Wie es um die Sicherheit von Journalistinnen und Journalisten in der Türkei bestellt ist, sollte spätestens seit dem Fall Deniz Yücel bekannt sein. Der Journalist der "Welt" war zwischen 2017 und 2018 rund ein Jahr in türkischer Haft, angeblich wegen "Terrorpropaganda". Nun ist in dem Land erneut eine bekannte Journalistin verhaftet worden. Sedef Kabas ist am Samstag um 2 Uhr in der Nacht in ihrer Wohnung festgenommen und in ein Istanbuler Gefängnis gebracht worden. Das bestätigte ihr Anwalt gegenüber der dpa. 

Der Grund für die Festnahme: Kabas soll den türkischen Präsidenten Recep Tayyip Erdogan beleidigt haben. Die Journalistin hatte am Freitag in einer Fernsehsendung bei Tele 1 die Regierung für ihr Durchgreifen gegen Kritiker scharf angegriffen. "Wenn ein Ochse in einen Palast geht, wird er kein König, sondern der Palast wird zum Stall", zitierte sie später bei Twitter ein Sprichwort, ohne dabei konkret Erdogan zu nennen. Kurze Zeit später folgte die Verhaftung.

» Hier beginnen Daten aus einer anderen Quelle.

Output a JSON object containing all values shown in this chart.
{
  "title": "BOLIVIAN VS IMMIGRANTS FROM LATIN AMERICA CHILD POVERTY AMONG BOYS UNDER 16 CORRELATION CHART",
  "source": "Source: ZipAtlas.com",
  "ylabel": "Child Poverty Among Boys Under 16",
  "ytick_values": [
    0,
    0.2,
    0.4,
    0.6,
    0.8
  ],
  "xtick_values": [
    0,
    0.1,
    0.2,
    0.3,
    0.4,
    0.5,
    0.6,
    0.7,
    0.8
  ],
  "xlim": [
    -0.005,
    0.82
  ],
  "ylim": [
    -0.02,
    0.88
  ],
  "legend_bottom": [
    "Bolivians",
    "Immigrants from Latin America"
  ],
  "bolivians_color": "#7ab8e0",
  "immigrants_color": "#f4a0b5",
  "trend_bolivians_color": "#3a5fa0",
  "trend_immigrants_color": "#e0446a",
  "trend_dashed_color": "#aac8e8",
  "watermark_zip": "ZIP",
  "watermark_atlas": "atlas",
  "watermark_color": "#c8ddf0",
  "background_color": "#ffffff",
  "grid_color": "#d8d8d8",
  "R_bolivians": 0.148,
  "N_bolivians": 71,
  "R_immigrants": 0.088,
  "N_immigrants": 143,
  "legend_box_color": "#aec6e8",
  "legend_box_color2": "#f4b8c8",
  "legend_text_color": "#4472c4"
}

Auf Twitter folgen der Journalistin fast 900.000 Menschen, aus dem Erdogan-Lager wurde sie nach der Sendung und dem Tweet verbal attackiert. 

Die türkische Medienaufsicht RTUK hat darüber hinaus eine Untersuchung gegen Tele 1 wegen "inakzeptabler Aussagen gegen unseren Präsidenten" eingeleitet. Das erklärte der RTUK-Vorsitzende Ebubekir Sahin. Die türkische Journalistengewerkschaft TGS erklärte, Kabas' Festnahme sei "ein schwerer Angriff auf die Pressefreiheit". Ein Angriff, der im Jahr 2022 wohl aber niemanden überrascht. Der Anwalt der Journalistin, Ugur Poyras, sagte gegenüber der dpa, er werde gegen die "unrechtmäßige" Entscheidung Beschwerde einlegen. "Wir hoffen, dass die Türkei bald zur Rechtsstaatlichkeit zurückkehren kann", so der Anwalt.

Sedef Kabas hatte in der Türkei schon einmal Probleme wegen eines Tweets. 2014 wurde sie kurzzeitig in Gewahrsam genommen, nachdem sie schrieb, dass man den Richter, der ein Korruptionsverfahren 2013 einstellte, niemals vergessen dürfe. Sie wurde verhört und später vor Gericht gestellt, das Verfahren endete jedoch mit einem Freispruch. In der Türkei ist die Beleidigung des Präsidenten ein Straftatbestand, auf den eine Haftstrafe von bis zu vier Jahren steht.